Last week, I wrote about a Virginia bill that will modify the state’s anti-paramilitary law. The bill seeks to add a small section to the relatively short law that would ban the carry of guns for the purpose of “intimidation.” Of course, the bill has all kinds of problems and those problems need to be discussed.
However, my social media was filled with people in hysterics. It seems this very same bill will also ban not just gunsmiths and firearms training classes, but your child’s karate class as well. People will tell you that it’s a draconian overreach and the bill needs to be stopped for just that reason.
Except, it’s not.
You see, those parts of the law aren’t new. They’ve been in place for years. Decades, even.
The problem is, you wouldn’t know that from the hysterics being bandied about. It would sound like all of this is brand new and incredibly frightening.
Now, don’t get me wrong. As I noted last week, that entire law needs to go away. It needs to be repealed because it can be interpreted to mean all of the things they hysterical headlines claim. It could be used to ban firearms training and even martial arts classes. It could be used to run gunsmiths and firearm manufacturers out of business. All of that is accurate.
The problem is, it hasn’t.
Now, I’m not saying to trust the government. After all, the recent switch in Virginia’s General Assembly gives me plenty of reason to be skeptical all on its own.
What I am saying, though, is that the laws aren’t new so we need to stop pretending those are. They need to be fought as existing laws. The proposed addition needs to be fought as a bill should and for what the bill actually states, not anything else.
You see, out there right now is a legion of people who are more than willing to believe every horrible stereotype about us. Some of those include a perceived lack of intelligence on our parts, of course. They believe that we’re simply too stupid to see the benefits of gun control. That or we see them and simply don’t care.
Either way, though, they see nothing but the worst in us.
When we jump at shadows like is happening with so much of the hysterics I’ve seen, though, we feed into that. We make them feel justified in their belief. “See?” they tell one another. “See how stupid they are? They can’t tell what’s already the law and what’s being proposed. It just goes to show you don’t need to take their scaremongering seriously.”

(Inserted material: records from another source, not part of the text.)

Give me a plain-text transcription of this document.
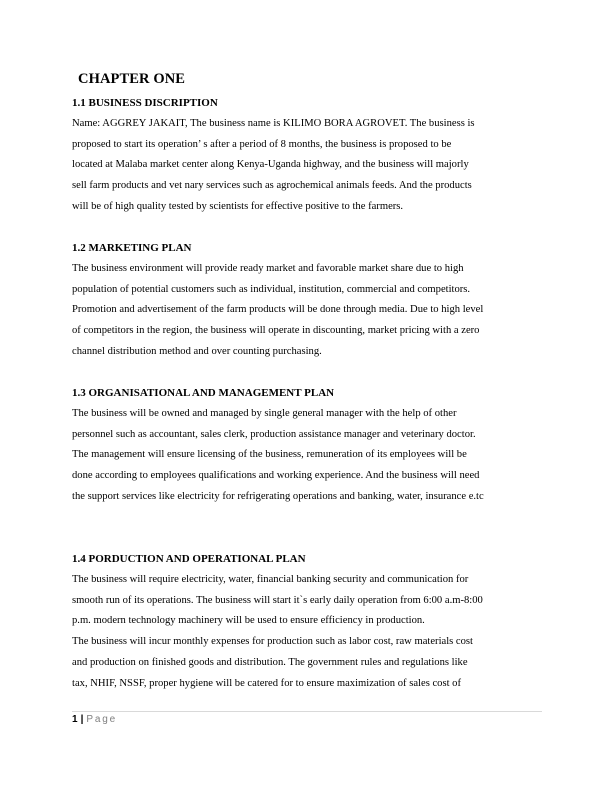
CHAPTER ONE
1.1 BUSINESS DISCRIPTION
Name: AGGREY JAKAIT, The business name is KILIMO BORA AGROVET. The business is
proposed to start its operation’ s after a period of 8 months, the business is proposed to be
located at Malaba market center along Kenya-Uganda highway, and the business will majorly
sell farm products and vet nary services such as agrochemical animals feeds. And the products
will be of high quality tested by scientists for effective positive to the farmers.
1.2 MARKETING PLAN
The business environment will provide ready market and favorable market share due to high
population of potential customers such as individual, institution, commercial and competitors.
Promotion and advertisement of the farm products will be done through media. Due to high level
of competitors in the region, the business will operate in discounting, market pricing with a zero
channel distribution method and over counting purchasing.
1.3 ORGANISATIONAL AND MANAGEMENT PLAN
The business will be owned and managed by single general manager with the help of other
personnel such as accountant, sales clerk, production assistance manager and veterinary doctor.
The management will ensure licensing of the business, remuneration of its employees will be
done according to employees qualifications and working experience. And the business will need
the support services like electricity for refrigerating operations and banking, water, insurance e.tc
1.4 PORDUCTION AND OPERATIONAL PLAN
The business will require electricity, water, financial banking security and communication for
smooth run of its operations. The business will start it`s early daily operation from 6:00 a.m-8:00
p.m. modern technology machinery will be used to ensure efficiency in production.
The business will incur monthly expenses for production such as labor cost, raw materials cost
and production on finished goods and distribution. The government rules and regulations like
tax, NHIF, NSSF, proper hygiene will be catered for to ensure maximization of sales cost of
1 | Page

And yes, they actually do talk like that.
There’s nothing wrong with seeing the bill and recognizing the pitfalls that exist in the anti-paramilitary law on the books in Virginia. There’s absolutely nothing wrong with calling attention to it. At least, I hope not since that’s precisely what I did last week.
Yet there’s something very wrong with not taking a moment to make sure you’ve got the right of it.
I’d like to believe that the hysterics were honest mistakes rather than clickbait attempts to get views. I want to give everyone the benefit of the doubt on this one. Maybe a few well-meaning people made a goof and perhaps a few other sites took their reports and ran with them. It happens.
But I suspect some knew damn good and well what was happening and what was already in place and simply didn’t care. They wanted the traffic. Unfortunately, grifters like that are bad for the Second Amendment community as a whole. My hope is that those represent such a tiny minority that they’re a non-factor.
Regardless, though, we need to hold ourselves to a higher standard.